Genuine art thus depicts bearings toward a surrounding world and toward a given universal that we believe should be kept hold of as defining features of what it is to be human. Importantly, however, Lukács insists that these features are not given in advance: “If we have determined art to be the self-consciousness of mankind’s development, then the aspect of continuity has thereby become the focal point. On the one hand, because only in this way can the static, idealist presumption of the ‘universally human’ be avoided: it is not a question of the actualization of a humanity that is given a priori (in the idea) nor is it the dialectical unfolding of such an ‘idea,’ in which, as in the Hegelian system, the end contains within itself as concrete fulfillment everything that already existed in abstract form at the beginning. The continuity intended here has no teleological character of this sort. It is—precisely in the literal sense—a real development that has actually taken place in its real ups and downs, with its real branches, attempts, regressions, etc.” Even what counts as the human in the present in its relationship to the past is subject to contestations that do not hold the promise of unimpeded further advance. The precarity of holding on to what has been gained in our humanization as a species and the possibility for further progress remain ineluctably linked and hence are subject to historical conditions that variably promote, obstruct, or otherwise confound momentous changes in what it is to be human, both as this is encountered in meaningful everyday experiences and as such experiences get reflected in art.

On the other hand, however, this emphasis on the historical nature of art’s revelation of the self-consciousness of mankind carries with it an implication that bears the occulted impress of the attacks of the historical avant-gardes on the institutions of art and on the autonomy of the work of art itself. After all, it suggests that the work of art which ceases to disclose to us aspects of human development that are worth holding on to is no longer, properly speaking, art.
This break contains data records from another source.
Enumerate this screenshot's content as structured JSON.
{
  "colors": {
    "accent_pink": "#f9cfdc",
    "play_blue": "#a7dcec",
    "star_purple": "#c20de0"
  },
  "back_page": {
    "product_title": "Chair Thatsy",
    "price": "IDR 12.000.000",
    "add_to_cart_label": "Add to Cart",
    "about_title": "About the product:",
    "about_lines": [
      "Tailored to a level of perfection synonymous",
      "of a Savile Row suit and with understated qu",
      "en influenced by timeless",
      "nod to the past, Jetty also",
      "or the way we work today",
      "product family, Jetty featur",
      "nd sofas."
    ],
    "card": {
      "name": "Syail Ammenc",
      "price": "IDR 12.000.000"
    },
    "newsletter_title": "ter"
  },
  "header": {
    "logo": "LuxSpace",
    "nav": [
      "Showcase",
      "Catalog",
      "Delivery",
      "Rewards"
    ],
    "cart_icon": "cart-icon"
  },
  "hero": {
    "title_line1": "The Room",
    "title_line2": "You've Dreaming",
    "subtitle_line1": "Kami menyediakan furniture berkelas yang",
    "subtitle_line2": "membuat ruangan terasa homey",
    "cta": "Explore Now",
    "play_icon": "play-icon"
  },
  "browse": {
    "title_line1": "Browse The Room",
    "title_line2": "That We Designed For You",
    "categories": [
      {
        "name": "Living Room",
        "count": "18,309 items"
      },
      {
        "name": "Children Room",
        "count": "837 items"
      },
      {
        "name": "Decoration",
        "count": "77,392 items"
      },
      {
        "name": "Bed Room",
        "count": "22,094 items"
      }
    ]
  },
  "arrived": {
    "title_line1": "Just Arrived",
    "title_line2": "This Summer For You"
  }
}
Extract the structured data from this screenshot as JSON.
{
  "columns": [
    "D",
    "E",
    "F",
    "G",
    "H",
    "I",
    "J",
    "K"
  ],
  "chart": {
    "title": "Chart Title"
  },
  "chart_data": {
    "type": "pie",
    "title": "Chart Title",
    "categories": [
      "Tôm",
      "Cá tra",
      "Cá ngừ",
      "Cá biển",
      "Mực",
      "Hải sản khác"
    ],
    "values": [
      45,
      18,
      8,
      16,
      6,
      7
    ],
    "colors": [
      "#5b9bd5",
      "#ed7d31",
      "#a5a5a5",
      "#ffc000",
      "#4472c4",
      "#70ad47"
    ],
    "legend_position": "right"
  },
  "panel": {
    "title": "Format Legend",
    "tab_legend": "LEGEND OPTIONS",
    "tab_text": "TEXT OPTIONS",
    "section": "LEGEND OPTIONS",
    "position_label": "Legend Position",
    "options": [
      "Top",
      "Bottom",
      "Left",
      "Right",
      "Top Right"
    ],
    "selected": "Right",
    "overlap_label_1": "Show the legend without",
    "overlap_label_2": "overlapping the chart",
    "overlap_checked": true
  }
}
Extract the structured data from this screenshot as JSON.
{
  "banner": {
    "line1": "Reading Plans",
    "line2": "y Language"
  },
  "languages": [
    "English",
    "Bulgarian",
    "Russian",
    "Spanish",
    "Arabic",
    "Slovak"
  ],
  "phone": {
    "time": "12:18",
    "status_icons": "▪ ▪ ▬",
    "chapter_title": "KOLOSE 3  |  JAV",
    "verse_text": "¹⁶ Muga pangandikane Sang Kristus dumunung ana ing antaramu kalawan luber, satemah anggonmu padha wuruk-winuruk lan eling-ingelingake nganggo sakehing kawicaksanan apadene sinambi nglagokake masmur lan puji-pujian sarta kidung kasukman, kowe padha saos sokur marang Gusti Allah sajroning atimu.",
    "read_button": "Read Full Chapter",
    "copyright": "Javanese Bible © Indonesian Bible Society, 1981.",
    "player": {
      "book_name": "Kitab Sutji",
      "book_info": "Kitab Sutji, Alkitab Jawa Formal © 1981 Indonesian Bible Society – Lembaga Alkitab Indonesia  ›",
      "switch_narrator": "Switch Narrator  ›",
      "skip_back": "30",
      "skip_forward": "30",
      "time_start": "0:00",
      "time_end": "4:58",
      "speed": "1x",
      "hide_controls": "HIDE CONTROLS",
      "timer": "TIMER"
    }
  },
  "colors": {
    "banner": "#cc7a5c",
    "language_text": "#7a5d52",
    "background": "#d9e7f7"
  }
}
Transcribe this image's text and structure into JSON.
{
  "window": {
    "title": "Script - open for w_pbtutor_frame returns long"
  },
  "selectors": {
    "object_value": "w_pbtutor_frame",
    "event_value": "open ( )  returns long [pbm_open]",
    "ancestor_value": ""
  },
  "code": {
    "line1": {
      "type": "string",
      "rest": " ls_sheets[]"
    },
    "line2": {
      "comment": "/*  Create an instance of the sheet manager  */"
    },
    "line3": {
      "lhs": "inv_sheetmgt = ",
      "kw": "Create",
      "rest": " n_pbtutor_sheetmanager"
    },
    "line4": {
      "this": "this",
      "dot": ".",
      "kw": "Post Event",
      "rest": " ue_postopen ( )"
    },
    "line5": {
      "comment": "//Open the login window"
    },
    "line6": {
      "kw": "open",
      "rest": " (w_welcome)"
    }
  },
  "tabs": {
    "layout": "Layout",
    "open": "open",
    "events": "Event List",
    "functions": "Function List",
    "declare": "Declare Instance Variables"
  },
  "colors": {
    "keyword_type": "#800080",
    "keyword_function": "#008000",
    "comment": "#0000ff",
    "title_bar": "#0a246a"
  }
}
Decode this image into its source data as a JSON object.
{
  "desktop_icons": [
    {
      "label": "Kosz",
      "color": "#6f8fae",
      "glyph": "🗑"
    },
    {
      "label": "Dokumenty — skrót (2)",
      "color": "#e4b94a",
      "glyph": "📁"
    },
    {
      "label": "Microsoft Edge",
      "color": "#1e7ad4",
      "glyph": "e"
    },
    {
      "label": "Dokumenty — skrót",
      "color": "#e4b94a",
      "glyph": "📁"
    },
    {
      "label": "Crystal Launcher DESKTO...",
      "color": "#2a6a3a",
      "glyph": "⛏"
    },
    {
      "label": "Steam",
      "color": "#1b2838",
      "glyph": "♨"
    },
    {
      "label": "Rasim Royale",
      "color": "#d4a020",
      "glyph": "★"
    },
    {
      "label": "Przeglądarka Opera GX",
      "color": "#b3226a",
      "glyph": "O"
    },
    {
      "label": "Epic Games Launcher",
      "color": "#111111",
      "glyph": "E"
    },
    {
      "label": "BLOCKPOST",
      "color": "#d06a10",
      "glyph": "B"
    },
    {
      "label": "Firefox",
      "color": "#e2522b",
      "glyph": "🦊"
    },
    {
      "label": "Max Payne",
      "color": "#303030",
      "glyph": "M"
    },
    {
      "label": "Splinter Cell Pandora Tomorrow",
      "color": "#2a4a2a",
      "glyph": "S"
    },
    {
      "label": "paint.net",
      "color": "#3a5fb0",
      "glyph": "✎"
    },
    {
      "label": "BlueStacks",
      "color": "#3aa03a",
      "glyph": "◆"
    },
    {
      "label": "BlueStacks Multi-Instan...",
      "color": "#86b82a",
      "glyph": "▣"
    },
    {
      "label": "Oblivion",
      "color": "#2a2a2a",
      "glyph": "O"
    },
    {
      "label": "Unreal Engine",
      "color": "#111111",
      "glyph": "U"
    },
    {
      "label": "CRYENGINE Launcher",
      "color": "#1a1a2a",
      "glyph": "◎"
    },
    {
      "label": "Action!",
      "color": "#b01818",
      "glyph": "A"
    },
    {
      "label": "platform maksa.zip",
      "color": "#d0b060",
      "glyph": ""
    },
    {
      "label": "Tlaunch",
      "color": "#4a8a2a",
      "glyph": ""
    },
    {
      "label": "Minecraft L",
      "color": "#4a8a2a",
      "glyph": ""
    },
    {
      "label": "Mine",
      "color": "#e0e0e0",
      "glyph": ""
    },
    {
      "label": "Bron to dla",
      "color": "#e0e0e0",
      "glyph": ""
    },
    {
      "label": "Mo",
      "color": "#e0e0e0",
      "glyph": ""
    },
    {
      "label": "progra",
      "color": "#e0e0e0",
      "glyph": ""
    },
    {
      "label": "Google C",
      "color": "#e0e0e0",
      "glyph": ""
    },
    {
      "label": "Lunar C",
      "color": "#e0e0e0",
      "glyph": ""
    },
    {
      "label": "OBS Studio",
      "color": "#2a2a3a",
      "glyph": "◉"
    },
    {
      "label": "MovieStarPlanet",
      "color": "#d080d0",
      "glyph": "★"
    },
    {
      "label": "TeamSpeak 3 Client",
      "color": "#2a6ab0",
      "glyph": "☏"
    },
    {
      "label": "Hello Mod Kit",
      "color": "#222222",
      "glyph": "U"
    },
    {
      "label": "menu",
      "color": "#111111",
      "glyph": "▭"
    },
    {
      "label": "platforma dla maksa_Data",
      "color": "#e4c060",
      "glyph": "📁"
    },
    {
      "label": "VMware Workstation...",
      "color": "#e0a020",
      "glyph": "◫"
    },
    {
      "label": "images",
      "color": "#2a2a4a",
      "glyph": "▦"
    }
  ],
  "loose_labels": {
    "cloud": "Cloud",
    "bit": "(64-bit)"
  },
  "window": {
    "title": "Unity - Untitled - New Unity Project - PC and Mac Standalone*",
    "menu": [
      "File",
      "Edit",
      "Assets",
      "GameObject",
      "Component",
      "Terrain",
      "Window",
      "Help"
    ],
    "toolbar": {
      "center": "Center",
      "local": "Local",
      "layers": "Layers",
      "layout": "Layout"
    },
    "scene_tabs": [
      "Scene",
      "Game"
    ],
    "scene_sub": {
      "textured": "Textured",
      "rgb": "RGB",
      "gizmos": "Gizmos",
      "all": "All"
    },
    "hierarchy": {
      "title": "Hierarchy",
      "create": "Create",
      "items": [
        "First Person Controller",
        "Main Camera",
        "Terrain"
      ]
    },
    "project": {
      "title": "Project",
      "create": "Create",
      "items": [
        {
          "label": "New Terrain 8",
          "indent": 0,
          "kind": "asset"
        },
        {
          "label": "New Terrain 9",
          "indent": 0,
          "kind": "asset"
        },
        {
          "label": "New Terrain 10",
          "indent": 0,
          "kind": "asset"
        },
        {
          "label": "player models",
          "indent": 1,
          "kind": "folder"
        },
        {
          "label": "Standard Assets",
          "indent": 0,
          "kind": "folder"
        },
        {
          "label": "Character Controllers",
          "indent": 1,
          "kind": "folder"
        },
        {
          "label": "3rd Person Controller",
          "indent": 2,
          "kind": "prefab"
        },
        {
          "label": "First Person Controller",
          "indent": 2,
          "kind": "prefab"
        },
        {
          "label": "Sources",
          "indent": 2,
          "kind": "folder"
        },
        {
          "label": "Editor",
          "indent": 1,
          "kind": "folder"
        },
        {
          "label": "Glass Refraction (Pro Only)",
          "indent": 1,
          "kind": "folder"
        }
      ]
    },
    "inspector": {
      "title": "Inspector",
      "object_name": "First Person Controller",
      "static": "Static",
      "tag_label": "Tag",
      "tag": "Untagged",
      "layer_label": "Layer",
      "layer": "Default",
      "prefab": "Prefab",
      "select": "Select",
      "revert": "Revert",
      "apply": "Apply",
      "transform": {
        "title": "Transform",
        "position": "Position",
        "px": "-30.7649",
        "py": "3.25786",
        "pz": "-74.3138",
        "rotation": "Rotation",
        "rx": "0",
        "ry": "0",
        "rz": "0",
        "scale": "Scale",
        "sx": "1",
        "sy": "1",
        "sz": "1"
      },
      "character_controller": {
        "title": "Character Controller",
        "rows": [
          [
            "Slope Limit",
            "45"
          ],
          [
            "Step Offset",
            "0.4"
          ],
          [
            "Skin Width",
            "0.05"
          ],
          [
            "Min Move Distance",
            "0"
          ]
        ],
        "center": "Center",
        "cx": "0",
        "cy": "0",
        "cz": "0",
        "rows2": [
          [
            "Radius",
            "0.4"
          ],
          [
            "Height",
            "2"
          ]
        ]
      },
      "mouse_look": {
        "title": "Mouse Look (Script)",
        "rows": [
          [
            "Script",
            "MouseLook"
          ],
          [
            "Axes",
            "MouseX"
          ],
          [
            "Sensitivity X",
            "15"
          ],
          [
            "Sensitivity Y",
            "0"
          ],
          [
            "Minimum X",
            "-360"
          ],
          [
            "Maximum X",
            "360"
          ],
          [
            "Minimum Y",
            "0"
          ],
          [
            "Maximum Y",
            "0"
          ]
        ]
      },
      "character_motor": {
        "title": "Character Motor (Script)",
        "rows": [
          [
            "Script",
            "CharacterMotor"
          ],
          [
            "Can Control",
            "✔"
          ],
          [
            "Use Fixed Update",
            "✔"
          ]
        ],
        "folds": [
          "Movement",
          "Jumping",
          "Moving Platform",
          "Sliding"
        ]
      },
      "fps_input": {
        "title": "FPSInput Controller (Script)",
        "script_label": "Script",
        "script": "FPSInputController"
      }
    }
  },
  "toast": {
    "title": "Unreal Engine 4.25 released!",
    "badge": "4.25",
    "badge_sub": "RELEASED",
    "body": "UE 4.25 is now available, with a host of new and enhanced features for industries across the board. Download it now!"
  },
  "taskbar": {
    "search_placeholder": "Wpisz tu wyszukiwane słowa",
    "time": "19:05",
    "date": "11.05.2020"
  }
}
In order to remain art, a work or performance must thus carry with it the vivid sense that it continues to have a bearing on us: “the aesthetic evocation of the past is the lived experience of this continuity, not the lived experience of something that is supposedly ‘universally human’ for all time. We remain conscious of a temporo-historical remoteness, and yet we are immediately faced with a nostra causa agitur in fates, people, etc. that have long since vanished: this tension betokens this temporo-historical side of the aesthetic as the self-consciousness of mankind; [. . .] it is the memory of mankind at the same time. However, whereas memory performs all sorts of functions in everyday life (among other things, merely registering and keeping ready to hand facts that can perhaps be of practical importance for the person concerned), the central function that is exclusively operative here is that of bringing up to date.” Lukács does not tarry with or expound upon the implication that it is therefore possible for specific works of art to cease to make their cause our own and accordingly to be worth our efforts to make them contemporary, but it remains in play whenever he emphasizes the continuity of art and its ability to perform its role as the self-consciousness and memory of the human race.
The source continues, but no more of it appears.